Belmont, the seat of J. P. Cushing, Esq., is a residence of more note than any other near Boston; but this is, chiefly, on account of the extensive ranges of glass, the forced fruits, and the high culture of the gardens. A new and spacious mansion has recently been erected here, and the pleasure-grounds are agreeably varied with fine groups and masses of trees and shrubs on a pleasing lawn.
The seat of Col. Perkins, at Brookline, is one of the most interesting in this neighborhood. The very beautiful lawn here, abounds with exquisite trees, finely disposed; among them, some larches "and Norway firs, with many other rare trees of uncommon beauty of form. At a short distance is the villa residence of Theodore Lyman, Esq., remarkable for the unusually fine avenue of Elms leading to the house, and for the beautiful architectural taste displayed in the dwelling itself. The seat of the Hon. John Lowell, at Roxbury, possesses also many interesting gardening features.*
Pine Bank, the Perkins estate, on the border of Jamaica lake, is one of the most beautiful residences near Boston. The natural surface of the ground is exceedingly flowing and graceful, and it is varied by two or three singular little "dimples," or hollows, which add to its effect. The perfect order of the grounds; the beauty of the walks, sometimes skirting the smooth open lawn, enriched with rare plants and shrubs, and then winding by the shadowy banks of the water; the soft and quiet character of the lake itself, - its margin richly fringed with trees, which conceal here and there a pretty cottage, its firm clean beach of gravel, and its water of crystal purity; all these features make this place a little gem of natural and artistical harmony, and beauty. Mr. Perkins has just rebuilt the house, in the style of a French maison de campagne; and Pine Bank is now adorned with a most complete residence in the latest continental taste, from the designs of M. Lemoulnier.*
* We Americans are proverbially impatient of delay, and a few years in prospect appear an endless futurity. So much is this feeling with many, that we verily believe there are hundreds of our country places, which owe their bareness and destitution of foliage to the idea, so common, that it requires "an age" for forest trees to "grow up." The middle-aged man hesitates about the good of planting what he imagines he shall never see arriving at maturity, and even many who are younger, conceive that it requires more than an ordinary lifetime to rear a fine wood of planted trees. About two years since, we had the pleasure of visiting the seat of the late Mr. Lowell, whom we found in a green old age, still enjoying, with the enthusiasm of youth, the pleasures of Horticulture and a country life. For the encouragement of those who are ever complaining of the tardy pace with which the growth of trees advances, we will here record that we accompanied Mr. L. through a belt of fine woods (skirting part of his residence), nearly half a mile in length, consisting of almost all our finer hardy trees, many of them apparently full grown, the whole of which had been planted by him when he was thirty-two years old. At that time, a solitary elm or two were almost the only trees upon his estate.

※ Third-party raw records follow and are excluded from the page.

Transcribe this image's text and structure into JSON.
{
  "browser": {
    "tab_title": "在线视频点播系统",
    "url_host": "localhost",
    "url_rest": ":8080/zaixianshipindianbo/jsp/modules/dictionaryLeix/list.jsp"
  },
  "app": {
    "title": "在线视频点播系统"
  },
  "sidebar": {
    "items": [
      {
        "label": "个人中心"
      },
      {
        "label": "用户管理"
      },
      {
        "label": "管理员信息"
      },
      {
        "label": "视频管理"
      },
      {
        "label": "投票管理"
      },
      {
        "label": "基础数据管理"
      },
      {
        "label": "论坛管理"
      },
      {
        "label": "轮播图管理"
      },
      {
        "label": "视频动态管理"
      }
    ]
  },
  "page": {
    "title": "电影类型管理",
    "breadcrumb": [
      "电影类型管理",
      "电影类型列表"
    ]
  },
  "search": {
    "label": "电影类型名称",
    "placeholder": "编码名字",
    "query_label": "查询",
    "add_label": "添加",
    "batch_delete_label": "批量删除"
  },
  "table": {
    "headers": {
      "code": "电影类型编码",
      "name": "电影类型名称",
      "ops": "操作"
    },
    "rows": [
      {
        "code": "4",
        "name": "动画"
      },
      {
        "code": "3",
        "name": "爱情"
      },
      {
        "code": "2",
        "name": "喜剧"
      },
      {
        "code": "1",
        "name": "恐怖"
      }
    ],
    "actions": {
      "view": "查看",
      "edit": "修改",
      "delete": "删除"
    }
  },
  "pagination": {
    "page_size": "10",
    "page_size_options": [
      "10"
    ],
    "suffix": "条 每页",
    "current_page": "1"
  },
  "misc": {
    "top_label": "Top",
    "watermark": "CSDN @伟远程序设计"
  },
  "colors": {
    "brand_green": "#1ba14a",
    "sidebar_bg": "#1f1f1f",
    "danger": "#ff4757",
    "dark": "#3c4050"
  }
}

We can hardly conceive a more rational source of pride or enjoyment, than to be able thus to walk, in the decline of years, beneath the shadow of umbrageous woods and groves, planted by our own hands, and whose growth has become almost identified with our own progress and existence. - A. J. D.
On the other side of the lake is the cottage of Thomas Lee, Esq. Enthusiastically fond of botany, and gardening in all its departments, Mr. Lee has here formed a residence of as much variety and interest as we ever saw in so moderate a compass - about 20 acres. It is, indeed, not only a most instructive place to the amateur of landscape gardening, but to the naturalist and lover of plants. Every shrub seems placed precisely in the soil and aspect it likes best, and native and foreign Rhododendrons, Kalmias, and other rare shrubs, are seen here in the finest condition. There is a great deal of variety in the surface here, and while the lawn-front of the house has a polished and graceful air, one or two other portions are quite picturesque. Near the entrance gate is an English oak, only fourteen years planted, now forty feet high.
The whole of this neighborhood of Brooklme is a kind of landscape garden, and there is nothing in America, of the sort, so inexpressibly charming as the lanes which lead from one cottage, or villa, to another. No animals are allowed to run at large, and the open gates, with tempting vistas and glimpses under the pendent boughs, give it quite an Arcadian air of rural freedom and enjoyment. These lanes are clothed with a profusion of trees and wild shrubbery, often almost to the carriage tracks, and curve and wind about, in a manner quite bewildering to the stranger who attempts to thread them alone; and there are more hints here for the lover of the picturesque in lanes, than we ever saw assembled together in so small a compass.
* The beautiful grounds of Pine Bank are now a part of the Boston city park system. - F. A. W.
In the environs of New Bedford are many beautiful residences. Among these, we desire particularly to notice the residence of James Arnold, Esq. There is scarcely a small place in New England, where the pleasure-grounds are so full of variety, and in such perfect order and keeping, as at this charming spot; and its winding walks, open bits of lawn, shrubs and plants grouped on turf, shady bowers, and rustic seats, all most agreeably combined, render this a very interesting and instructive suburban seat.